My aim was to create a narrative or image that encompasses the complex feelings on a day of losing someone unexpectedly. Reality is altered and the future changes in an instant. The film takes that moment and expands it. It unfolds in a short period of time in which the space between contradicting emotions is narrow, when laughing turns into crying, and beauty coexists with sorrow.


Please describe your working method and the atmosphere on set. 

I want my sets to be calm and focused. Everything should be as well prepared as possible. This kind of preparation ensures freedom the moment the camera rolls, but of course, not everything can be controlled beforehand.

In Iceland, we have to deal with all kinds of challenges, because we are on a remote island with a tiny population. Many things are not readily available, and we often have to rely on last-minute solutions to problems. On top of it, the weather is very unreliable, making outdoor filming something that has to be approached with an open mind. These challenges also mean that people are resilient and nimble to react. On set, this translates into quick and almost wordless interactions. My crew was small and everyone was tuned to the task at hand, enabling us to catch unexpected moments.


Please share a few words about your actors.
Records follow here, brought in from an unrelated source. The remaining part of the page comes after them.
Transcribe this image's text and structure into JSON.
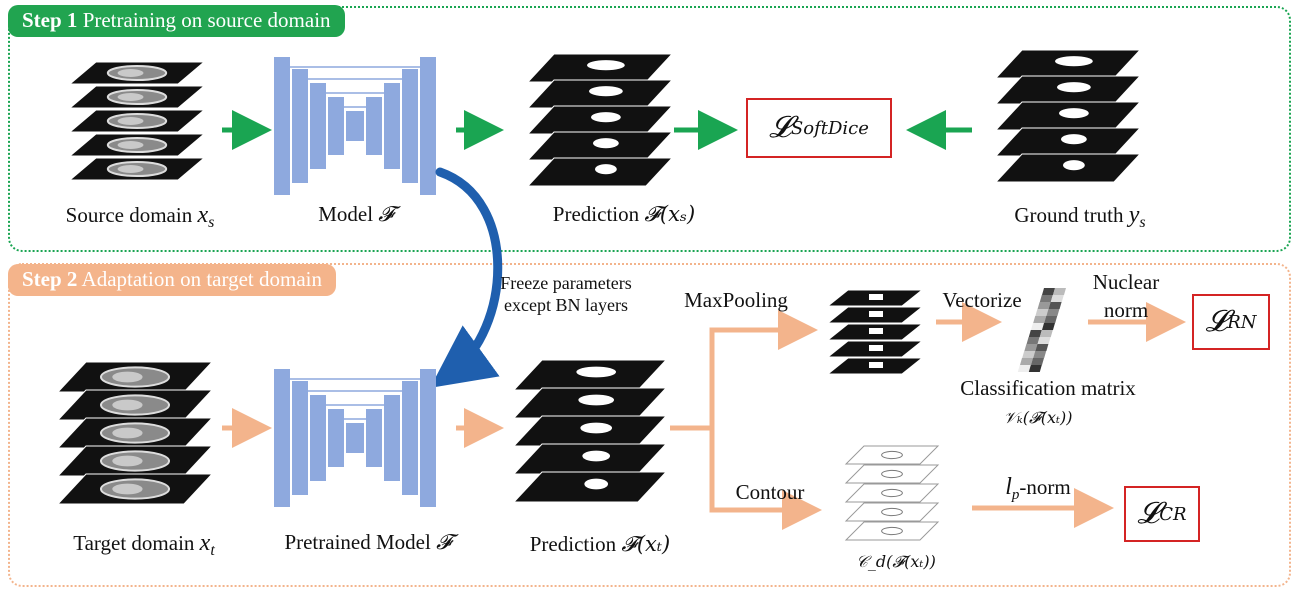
{
  "colors": {
    "green": "#1aa552",
    "orange": "#f3b48c",
    "unet": "#8ea9de",
    "loss_border": "#d42424",
    "blue_arrow": "#1f5fae"
  },
  "step1": {
    "number": "Step 1",
    "title": "Pretraining on source domain"
  },
  "step2": {
    "number": "Step 2",
    "title": "Adaptation on target domain"
  },
  "labels": {
    "source_domain": "Source domain",
    "source_var": "x",
    "source_sub": "s",
    "model": "Model",
    "model_sym": "𝓕",
    "prediction_s": "Prediction",
    "prediction_s_math": "𝓕(xₛ)",
    "ground_truth": "Ground truth",
    "gt_var": "y",
    "gt_sub": "s",
    "target_domain": "Target domain",
    "target_var": "x",
    "target_sub": "t",
    "pretrained_model": "Pretrained Model",
    "prediction_t": "Prediction",
    "prediction_t_math": "𝓕(xₜ)",
    "freeze_line1": "Freeze parameters",
    "freeze_line2": "except BN layers",
    "maxpooling": "MaxPooling",
    "vectorize": "Vectorize",
    "nuclear_line1": "Nuclear",
    "nuclear_line2": "norm",
    "classification_matrix": "Classification matrix",
    "vk_math": "𝒱ₖ(𝓕(xₜ))",
    "contour": "Contour",
    "lp_norm_l": "l",
    "lp_norm_p": "p",
    "lp_norm_rest": "-norm",
    "cd_math": "𝒞_d(𝓕(xₜ))"
  },
  "losses": {
    "softdice": {
      "symbol": "𝓛",
      "sub": "SoftDice"
    },
    "rn": {
      "symbol": "𝓛",
      "sub": "RN"
    },
    "cr": {
      "symbol": "𝓛",
      "sub": "CR"
    }
  }
}
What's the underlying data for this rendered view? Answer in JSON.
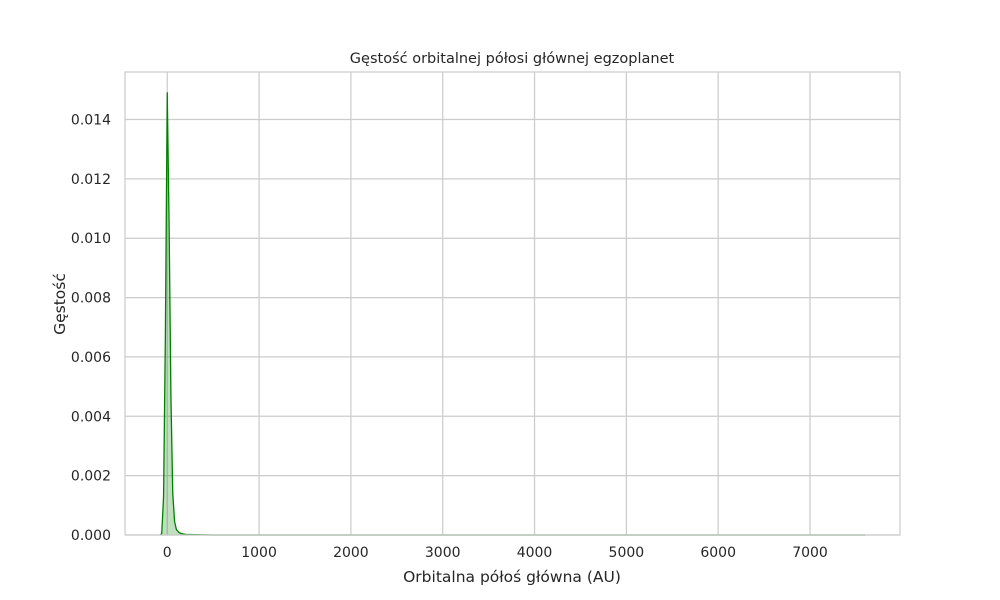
{
  "chart_data": {
    "type": "area",
    "title": "Gęstość orbitalnej półosi głównej egzoplanet",
    "xlabel": "Orbitalna półoś główna (AU)",
    "ylabel": "Gęstość",
    "xlim": [
      -460,
      7980
    ],
    "ylim": [
      0,
      0.0156
    ],
    "x_ticks": [
      0,
      1000,
      2000,
      3000,
      4000,
      5000,
      6000,
      7000
    ],
    "x_tick_labels": [
      "0",
      "1000",
      "2000",
      "3000",
      "4000",
      "5000",
      "6000",
      "7000"
    ],
    "y_ticks": [
      0,
      0.002,
      0.004,
      0.006,
      0.008,
      0.01,
      0.012,
      0.014
    ],
    "y_tick_labels": [
      "0.000",
      "0.002",
      "0.004",
      "0.006",
      "0.008",
      "0.010",
      "0.012",
      "0.014"
    ],
    "grid": true,
    "series": [
      {
        "color": "#008000",
        "fill_color": "#008000",
        "fill_opacity": 0.25,
        "x": [
          -75,
          -60,
          -40,
          -20,
          0,
          20,
          40,
          60,
          80,
          100,
          130,
          160,
          200,
          300,
          500,
          1000,
          2000,
          3000,
          4000,
          5000,
          6000,
          7000,
          7600
        ],
        "y": [
          0.0,
          5e-05,
          0.0013,
          0.0068,
          0.0149,
          0.0105,
          0.0047,
          0.0014,
          0.00045,
          0.00018,
          8e-05,
          4e-05,
          2e-05,
          1e-05,
          0.0,
          0.0,
          0.0,
          0.0,
          0.0,
          0.0,
          0.0,
          0.0,
          0.0
        ]
      }
    ]
  }
}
All the actors in our film are immensely talented and they were a great joy to work with. They kept the perfect balance between professionalism and playfulness, and they were extremely dedicated and hardworking. Our main actress, Elín Hall, can convey a wide variety of emotions with barely perceptible changes of expression. She embodied both the strength and tenderness I was looking for, and her ability to show rather than tell provided the essence for the character of Una. The ability to convey the unsaid is equally strong with both Katla Njálsdóttir and Mikael Kaaber, the actors supporting Una. Together they formed the kernel of intensity that propels the narrative without too much dialogue.

What did you learn during the course of making this film?

This film is my first project after the pandemic. After three years of relative solitude in which the story evolved and I was in close contact with only a handful of people, finally making the film was a joyful reminder of the energies that are released when working together with other people. I rediscovered that filmmaking is essentially a communal undertaking; it can’t be done alone.


What would you like people to remember from your film?

Una, our main character, is an outsider in the events that unfold around her, even though she is in fact at their center. Because of a secret she carries, she can’t claim the space she deserves in the grief that she experiences. Una has to make space for everyone else’s emotions whilst preserving her own dignity.

The film asks how we deal with our roles in drastically shifting relationships and encourages us to find love and beauty even in the face of pain.